Red light to development preserves PC’s heritage
Dear Editor,
As a citizen of Plain City I feel the need to respond to the recent Journal-Tribune article, “Commercial, residential developments proposed for PC.” The article reports that the Plain City council green lighted the Warner Road development. This development will devour 113 acres of ir...
Dear Editor,
As a citizen of Plain City I feel the need to respond to the recent Journal-Tribune article, “Commercial, residential developments proposed for PC.” The article reports that the Plain City council green lighted the Warner Road development. This development will devour 113 acres of irreplaceable farm land with apartments, single family dwellings, grocery store and hotel.

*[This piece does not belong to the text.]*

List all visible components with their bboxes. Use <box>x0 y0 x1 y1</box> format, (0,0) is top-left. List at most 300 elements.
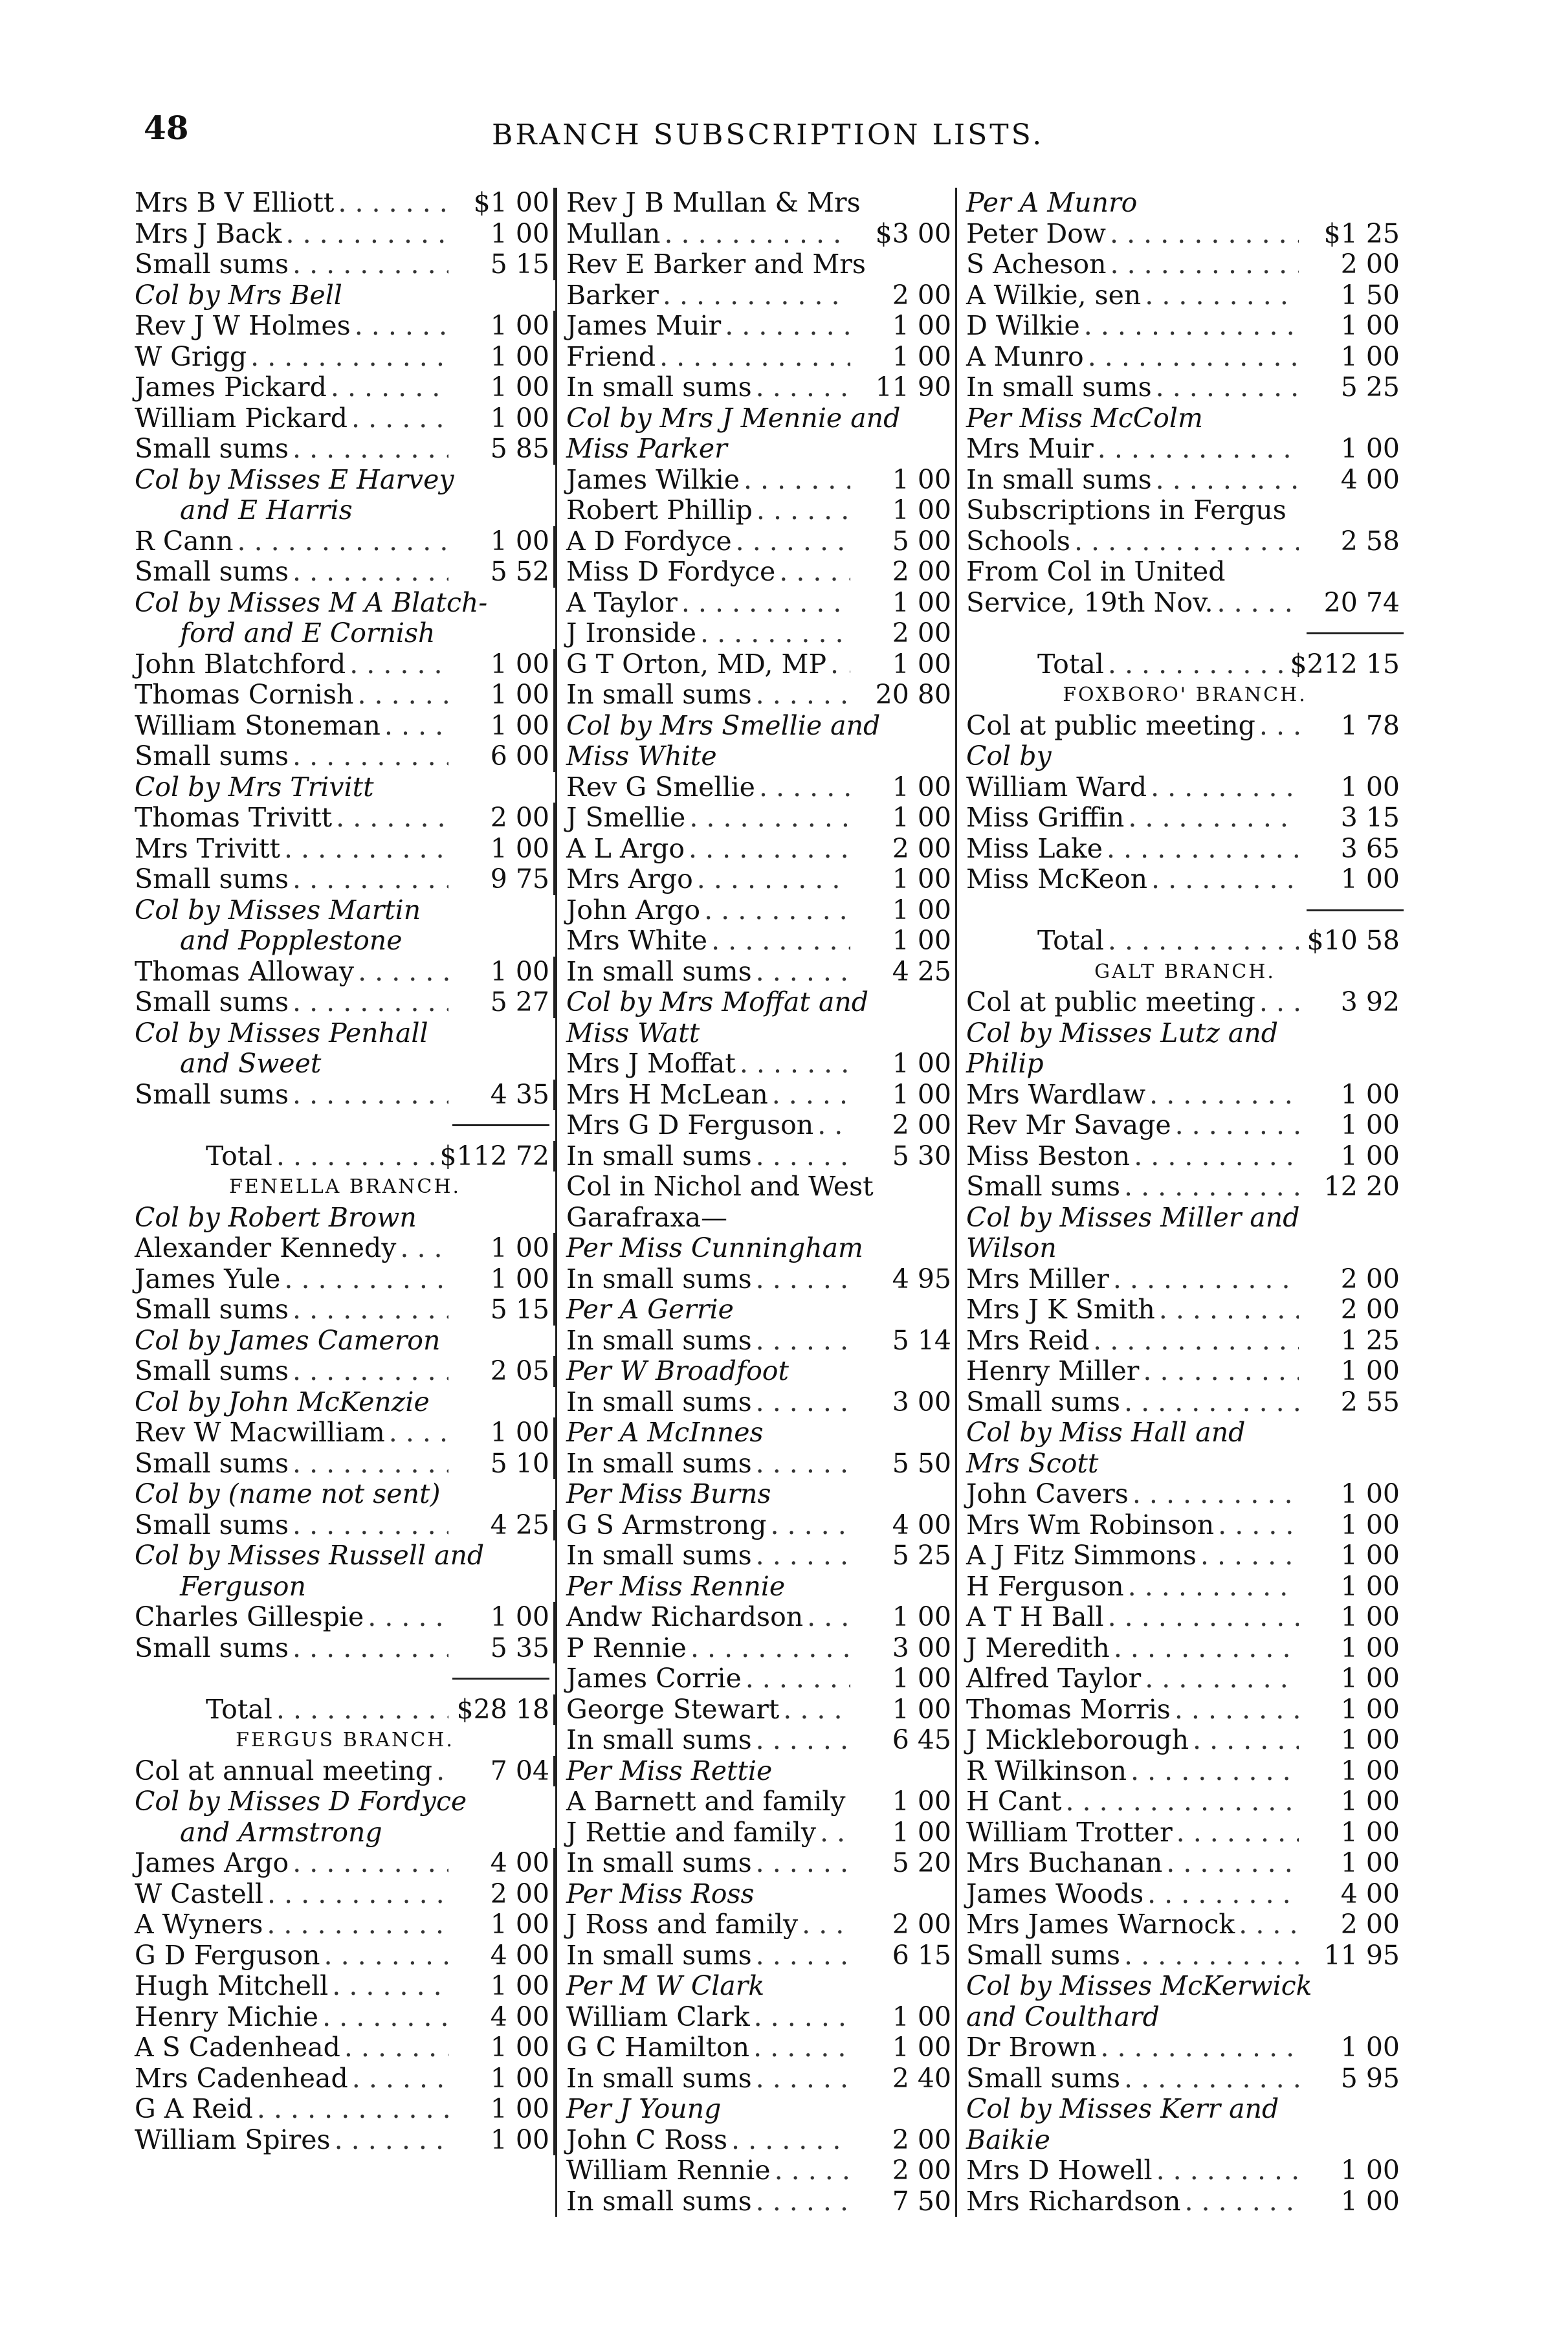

In 2018 Plain City adopted a development plan under then Mayor Darrin Lane. One alleged goal was to preserve Plain City’s rural heritage. At that time PC residents expressed concern about the obvious reality of farm land being devoured by urban sprawl. Five years later the concern about urbanization is becoming a disgusting reality.
In the 2018 plan there is a large swath of farm land labeled Planning Area. This area is represented in green as farm land under consideration for destruction within Plain City’s tax hungry corporate boundary. The Warner Road development is one of many such developments which will be needlessly appearing off Route 161 in the future. So what can PC residents expect with such wanton squandering of farmland.
Since the 2018 development plan failed to communicate the truth of the future fiasco which will overwhelm PC residents, I’ll do it. The truth is preserving our rural heritage and approving the Warner Road development is a laughable oxymoron.
In the 1970’s Sawmill Road north to downtown Powell, Ohio was a reflection of what Route 33 and Route 161 west into downtown Plain City is today. Sawmill Road, like Route 161, was a two lane road which was surrounded by beautiful farm land. Sawmill Road is now a four lane slog of traffic lights surrounded by all the urbanization headaches the Warner Road project guarantees PC residents with.
Within the next 10 years PC residents can expect Route 161 to become inundated with traffic lights. Today, it takes a commuter over 20 minutes to drive the 4.5 miles to downtown Powell from Sawmill Road and I-270. As this insanity moves forward, a sea of traffic congestion, strip malls, restaurants, hotels, condos, homes and apartments will overrun a 4.7 mile stretch of Route 161 that is currently an Ohio Byway.
In the future it will take a PC resident well over 20 minutes to travel from downtown Plain City to Route 33. In the future our rural heritage will be preserved in pictures in the Plain City Historical Society. In the future developers are going to ignore our rural heritage preservation red light and Plain City will be over run by the sea of headaches I previously mentioned, indeed.